Het is niet noodzakelijk geacht de straf uitgebreider te motiveren, omdat niet is afgeweken van de sanctiekaart. De straf is ruim binnen de grenzen opgelegd. Een straf van drie dagen is, gelet op het gedrag van klager, in ieder geval niet op zijn plaats. Klager heeft twee rapporten opgelegd gekregen en zijn gedrag was dusdanig dat dit een zwaardere sanctie rechtvaardigt. Gevraagd wordt een standpunt in te nemen voor wat betreft verbale agressie en de landelijke sanctiekaart 2019.

 

Standpunt van klager

De straf is disproportioneel hoog uitgevallen. Twee weken is de maximumstraf. De directie is gehouden te motiveren waarom voor de hoogst mogelijke straf wordt gekozen, maar heeft dit nagelaten.

 

3. De beoordeling

Uit de schriftelijke mededeling van de disciplinaire straf volgt dat de disciplinaire straf is opgelegd wegens het beledigen van personeel en het gebruik van diverse scheldwoorden.

Op grond van de landelijke sanctiekaart 2019 kan voor niet meewerken en verbale agressie een straf worden opgelegd van maximaal drie dagen opsluiting in eigen cel. Voor verbale agressie of bedreiging op fysieke of mentale wijze kan maximaal veertien dagen opsluiting in een strafcel worden opgelegd.

De beroepscommissie is van oordeel dat de in de rapporten omschreven bewoordingen van klager richting het personeel qua aard en ernst niet passen in de laatstgenoemde categorie. De beklagrechter heeft terecht geoordeeld dat de hoogte van de opgelegde straf, gelet op de landelijke sanctiekaart en klagers geestelijke toestandsbeeld, niet als redelijk is aan te merken en dat een straf van maximaal drie dagen opsluiting in eigen cel proportioneel is.

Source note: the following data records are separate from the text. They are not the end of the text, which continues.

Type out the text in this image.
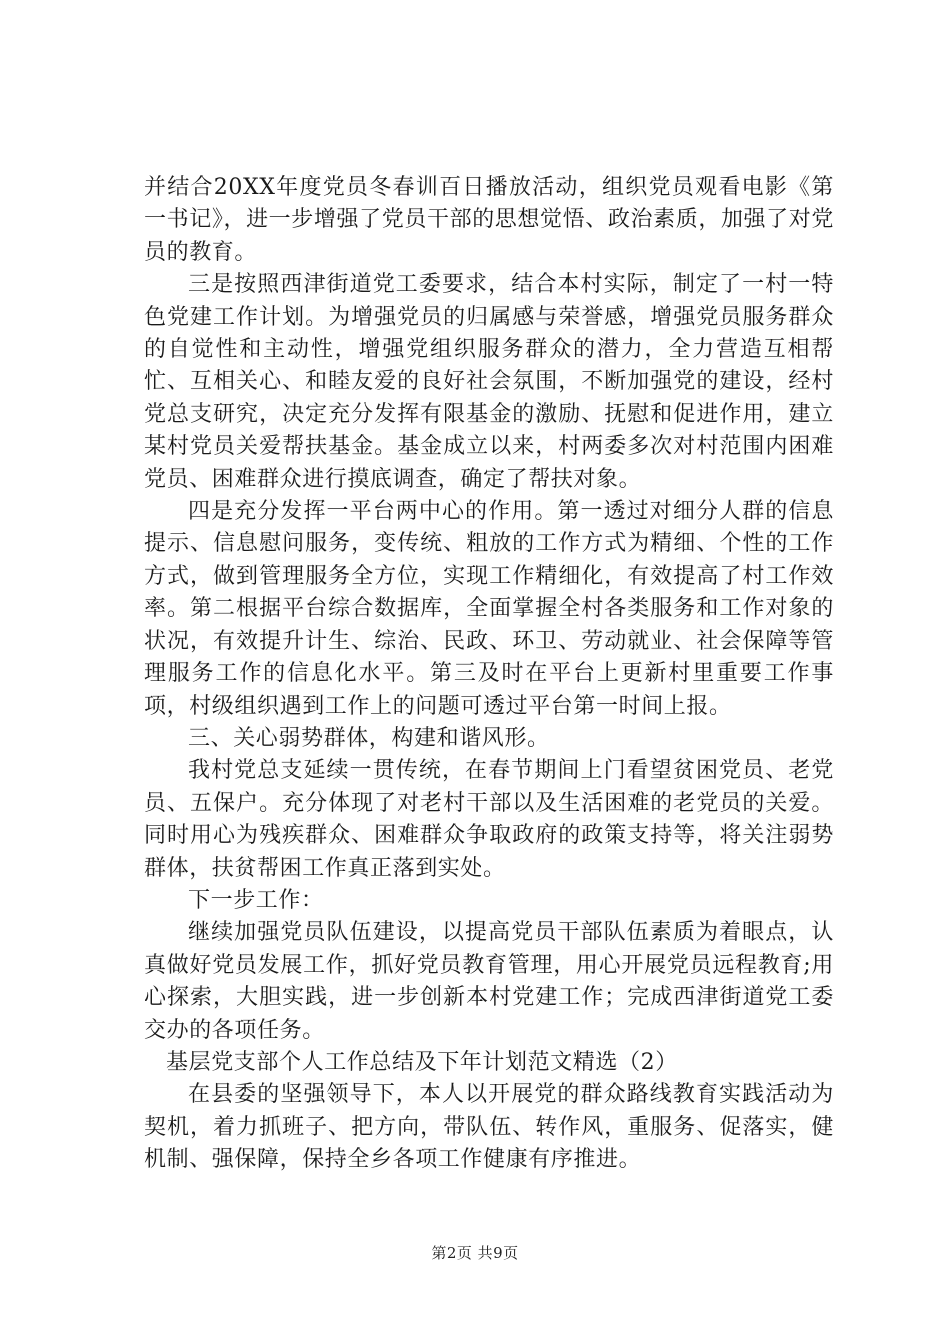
并结合20XX年度党员冬春训百日播放活动，组织党员观看电影《第一书记》，进一步增强了党员干部的思想觉悟、政治素质，加强了对党员的教育。

三是按照西津街道党工委要求，结合本村实际，制定了一村一特色党建工作计划。为增强党员的归属感与荣誉感，增强党员服务群众的自觉性和主动性，增强党组织服务群众的潜力，全力营造互相帮忙、互相关心、和睦友爱的良好社会氛围，不断加强党的建设，经村党总支研究，决定充分发挥有限基金的激励、抚慰和促进作用，建立某村党员关爱帮扶基金。基金成立以来，村两委多次对村范围内困难党员、困难群众进行摸底调查，确定了帮扶对象。

四是充分发挥一平台两中心的作用。第一透过对细分人群的信息提示、信息慰问服务，变传统、粗放的工作方式为精细、个性的工作方式，做到管理服务全方位，实现工作精细化，有效提高了村工作效率。第二根据平台综合数据库，全面掌握全村各类服务和工作对象的状况，有效提升计生、综治、民政、环卫、劳动就业、社会保障等管理服务工作的信息化水平。第三及时在平台上更新村里重要工作事项，村级组织遇到工作上的问题可透过平台第一时间上报。

三、关心弱势群体，构建和谐风形。

我村党总支延续一贯传统，在春节期间上门看望贫困党员、老党员、五保户。充分体现了对老村干部以及生活困难的老党员的关爱。同时用心为残疾群众、困难群众争取政府的政策支持等，将关注弱势群体，扶贫帮困工作真正落到实处。

下一步工作：

继续加强党员队伍建设，以提高党员干部队伍素质为着眼点，认真做好党员发展工作，抓好党员教育管理，用心开展党员远程教育;用心探索，大胆实践，进一步创新本村党建工作；完成西津街道党工委交办的各项任务。

基层党支部个人工作总结及下年计划范文精选（2）

在县委的坚强领导下，本人以开展党的群众路线教育实践活动为契机，着力抓班子、把方向，带队伍、转作风，重服务、促落实，健机制、强保障，保持全乡各项工作健康有序推进。

第2页 共9页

Het beroep zal daarom ongegrond worden verklaard.

 

4. De uitspraak

De beroepscommissie verklaart het beroep ongegrond en bevestigt de uitspraak van de beklagrechter voor zover in beroep aan de orde.

 

Deze uitspraak is op 12 augustus 2020 gedaan door de beroepscommissie, bestaande uit mr. dr. J. de Lange, voorzitter, U.P. Burke en mr. D. van der Sluis, leden, bijgestaan door mr. K. Kiela, secretaris.